= Juan de Urtubia =

Juan de Urtubia (Note: The surname is spelled Durthubie or Durthubia in the Pamplonese archives and de Ortobia, Ortubia, or Ortuvia in the Barcelonan archives of the Crown of Aragon. He is sometimes called Joan de Urtúvia in Catalan. In English, his first name is "John".) (died 1381) was a Navarrese royal squire (escudero del Rey in contemporary documents) who led first a contingent of fifty men-at-arms on an expedition to recover the Kingdom of Albania (1376-1377) and later a large army against Thebes and Boeotia, which he conquered in 1379.

==Albania and Achaea==
In January and February 1374, Urtubia was rewarded 1,000 Aragonese gold florins, some mills by the bridge at Tudela, and the custody of the great castle of Rocafort by Charles II of Navarre for services rendered. In 1375, Urtubia appears as a recruiter for the Navarrese Company in Gascony. He was one of the four original captains of the outfit which went to Albania with Louis of Évreux. He led the largest single societas (sub-company) of the company, at fifty men; he appears in the enlistment roll of 15 February 1375 as Johanco durtuvia escudero del Rey ordenado por yr en el dicto biage dalbania e sus eill e en sus governamiento L hombres darmas como parece por un otro mandamiento del Rey.

After the successful conquest of Durazzo with Navarrese help, the Company disappears from view until Urtubia is found in the Morea in April 1378, leading a hundred men or more in the employ of Nerio I Acciajuoli ("Micer Aner" or "Arner"). Urtubia quickly entered into arrangements with the Hospitallers under Juan Fernández de Heredia and his lieutenant, Gaucher de la Bastide, a Gascon whom Urtubia may have originally met in Gascony a few years prior.

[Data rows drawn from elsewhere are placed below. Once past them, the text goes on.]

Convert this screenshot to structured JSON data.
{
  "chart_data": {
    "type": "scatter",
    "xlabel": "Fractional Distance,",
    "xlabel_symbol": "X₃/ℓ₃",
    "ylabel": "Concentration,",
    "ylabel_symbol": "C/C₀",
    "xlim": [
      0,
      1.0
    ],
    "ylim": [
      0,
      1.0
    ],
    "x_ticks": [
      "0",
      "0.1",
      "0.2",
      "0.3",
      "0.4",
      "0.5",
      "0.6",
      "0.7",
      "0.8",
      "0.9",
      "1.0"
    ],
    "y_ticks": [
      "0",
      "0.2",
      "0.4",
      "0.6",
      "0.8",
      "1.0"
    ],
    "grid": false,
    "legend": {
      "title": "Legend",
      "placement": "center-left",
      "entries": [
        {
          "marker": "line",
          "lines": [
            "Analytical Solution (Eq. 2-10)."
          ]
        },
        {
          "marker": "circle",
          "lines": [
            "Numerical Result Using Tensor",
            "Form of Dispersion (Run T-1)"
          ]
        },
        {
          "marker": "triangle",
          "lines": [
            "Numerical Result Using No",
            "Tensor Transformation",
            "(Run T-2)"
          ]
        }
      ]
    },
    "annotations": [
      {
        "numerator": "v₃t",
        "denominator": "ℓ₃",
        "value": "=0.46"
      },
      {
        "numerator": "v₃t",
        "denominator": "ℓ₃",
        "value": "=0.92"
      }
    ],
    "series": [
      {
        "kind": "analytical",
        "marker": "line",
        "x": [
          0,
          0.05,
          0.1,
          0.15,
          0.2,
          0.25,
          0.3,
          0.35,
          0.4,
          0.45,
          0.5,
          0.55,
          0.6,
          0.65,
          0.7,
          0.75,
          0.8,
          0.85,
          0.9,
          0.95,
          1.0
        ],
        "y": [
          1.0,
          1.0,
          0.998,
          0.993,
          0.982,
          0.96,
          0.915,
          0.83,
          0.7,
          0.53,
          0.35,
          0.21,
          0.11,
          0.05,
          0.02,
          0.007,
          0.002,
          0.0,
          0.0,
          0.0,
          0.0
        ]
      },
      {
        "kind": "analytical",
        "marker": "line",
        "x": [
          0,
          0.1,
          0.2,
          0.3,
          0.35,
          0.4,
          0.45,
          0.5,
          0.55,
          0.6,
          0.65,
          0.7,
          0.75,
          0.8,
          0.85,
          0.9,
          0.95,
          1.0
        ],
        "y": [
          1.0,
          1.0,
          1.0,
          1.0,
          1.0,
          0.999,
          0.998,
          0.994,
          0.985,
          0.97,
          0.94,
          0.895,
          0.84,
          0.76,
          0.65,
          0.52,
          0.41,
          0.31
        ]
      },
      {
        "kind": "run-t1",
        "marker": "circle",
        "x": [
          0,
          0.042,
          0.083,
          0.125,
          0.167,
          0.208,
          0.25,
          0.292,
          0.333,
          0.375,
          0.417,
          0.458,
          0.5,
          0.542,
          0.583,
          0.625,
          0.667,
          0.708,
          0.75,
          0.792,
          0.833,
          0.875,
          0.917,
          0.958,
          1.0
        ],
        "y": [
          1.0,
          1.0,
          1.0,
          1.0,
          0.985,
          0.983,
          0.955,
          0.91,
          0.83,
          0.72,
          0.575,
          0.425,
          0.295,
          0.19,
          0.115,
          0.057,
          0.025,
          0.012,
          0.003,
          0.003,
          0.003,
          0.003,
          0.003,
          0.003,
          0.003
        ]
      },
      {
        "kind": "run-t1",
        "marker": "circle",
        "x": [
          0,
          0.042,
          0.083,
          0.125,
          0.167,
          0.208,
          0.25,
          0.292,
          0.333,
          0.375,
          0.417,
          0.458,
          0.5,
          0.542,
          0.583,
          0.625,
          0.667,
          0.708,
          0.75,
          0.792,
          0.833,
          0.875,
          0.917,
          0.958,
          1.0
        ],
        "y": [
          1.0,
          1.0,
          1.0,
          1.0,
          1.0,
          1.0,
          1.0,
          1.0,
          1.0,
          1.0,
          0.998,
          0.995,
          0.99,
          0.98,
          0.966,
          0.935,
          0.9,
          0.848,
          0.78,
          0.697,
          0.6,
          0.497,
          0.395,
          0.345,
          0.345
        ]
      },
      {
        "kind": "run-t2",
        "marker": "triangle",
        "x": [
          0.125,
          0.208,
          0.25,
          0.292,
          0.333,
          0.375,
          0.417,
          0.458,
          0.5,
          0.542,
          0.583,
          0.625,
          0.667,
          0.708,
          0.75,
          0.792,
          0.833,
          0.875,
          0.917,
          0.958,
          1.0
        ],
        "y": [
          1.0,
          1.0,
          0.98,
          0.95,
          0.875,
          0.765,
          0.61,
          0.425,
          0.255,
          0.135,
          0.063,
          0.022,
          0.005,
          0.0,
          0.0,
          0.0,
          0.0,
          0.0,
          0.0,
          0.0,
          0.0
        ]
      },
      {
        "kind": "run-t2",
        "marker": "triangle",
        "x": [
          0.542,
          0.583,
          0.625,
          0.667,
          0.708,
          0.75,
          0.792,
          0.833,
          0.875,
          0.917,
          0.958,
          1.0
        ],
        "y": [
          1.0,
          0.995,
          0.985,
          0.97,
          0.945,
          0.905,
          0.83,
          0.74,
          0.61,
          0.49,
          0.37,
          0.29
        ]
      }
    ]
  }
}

Bastide negotiated with Urtubia and another Navarrese captain, Mahiot de Coquerel, leader of a band of 50, for their mercenary services.

==Conquest of Boeotia==
When Urtubia invaded Boeotia, which was part of the Duchy of Athens, then a possession of another Spanish mercenary company, the Catalan Grand Company, in the spring or early summer of 1379, his army probably numbered much more than one hundred, possibly more than two hundred, which would have been a considerable array in an age "when great organised armies were not known, and often a band of adventurers determined the fate of a country unprepared for war." It is not known why exactly Urtubia attacked Thebes, but it was probably for plunder and power, if not mere adventure. The troops with which Urtubia made his invasion were a remnant of the Navarrese Company which had taken Durazzo, but not the remnant which had retained the structure of the Company, but rather a sort of splinter group composed primarily of the Navarrese complement of the Company, but also comprising Gascons, Italians, Greeks, and disaffected Catalans.

After crossing the territory of his erstwhile employer, Nerio Acciajuoli, Urtubia made for Thebes, the capital of Athens and the chief city of Boeotia. It was a strategic gem, controlling communications between Athens in the south and the Duchy of Neopatria to the north, another Catalan possession. With the support of Niccolò III dalle Carceri, Duke of the Archipelago on his right and Nerio guarding his rear, Urtubia was secure to besiege Thebes for a long time. From the north, too, Francis Zorzi, the Margrave of Bodonitsa, rendered aid against his overlords, the Catalans. The Republic of Venice, which might have stepped in to stop the overtures of Carceri at least, was too involved in the War of Chioggia to be of any help to vulnerable Thebes. Within Thebes, too, disaffected Catalans (mostly those who had supported Frederick III of Sicily against Peter of Aragon in a previous civil war), as well as the majority of Greeks and the archbishop, Simon Atumano, lent tacit support to the besiegers. Finally, Nerio Acciajuoli also lent aid to Urtubia in hopes that he would also conquer Athens.

Galcerán de Peralta, the Catalan captain, castellan, and veguer of Athens, however, rushed to the defence of Thebes, but was captured outside its walls in battle. He was still a prisoner a year later, but, at the request of Peter IV of Aragon, Duke of Athens, the Hospitaller master Heredia secured his release. The city of Thebes eventually fell to Urtubia in May or June 1379.

==After Thebes==
After Galcerán's failure, Louis Fadrique, the vicar of the duchy, attacked Urtubia (1380), but the latter, with the help of the Hospitallers, fended him off. Fadrique refused to make peace with Urtubia, but the Hospitallers constrained him with thinly veiled threats of war on the Navarrese's behalf.

After the fall of Thebes, the Navarrese under Urtubia conquered Livadeia as well (1381). Urtubia, however, disappears from the record in late fall 1381 and this has been taken to indicate his death. When the Company signed a treaty with Venice on 2 January 1382, Urtubia was not a signatory. By his conquest of Thebes, however, he left his mark on the history of the Catalans in Greece: he brought it to a swift end.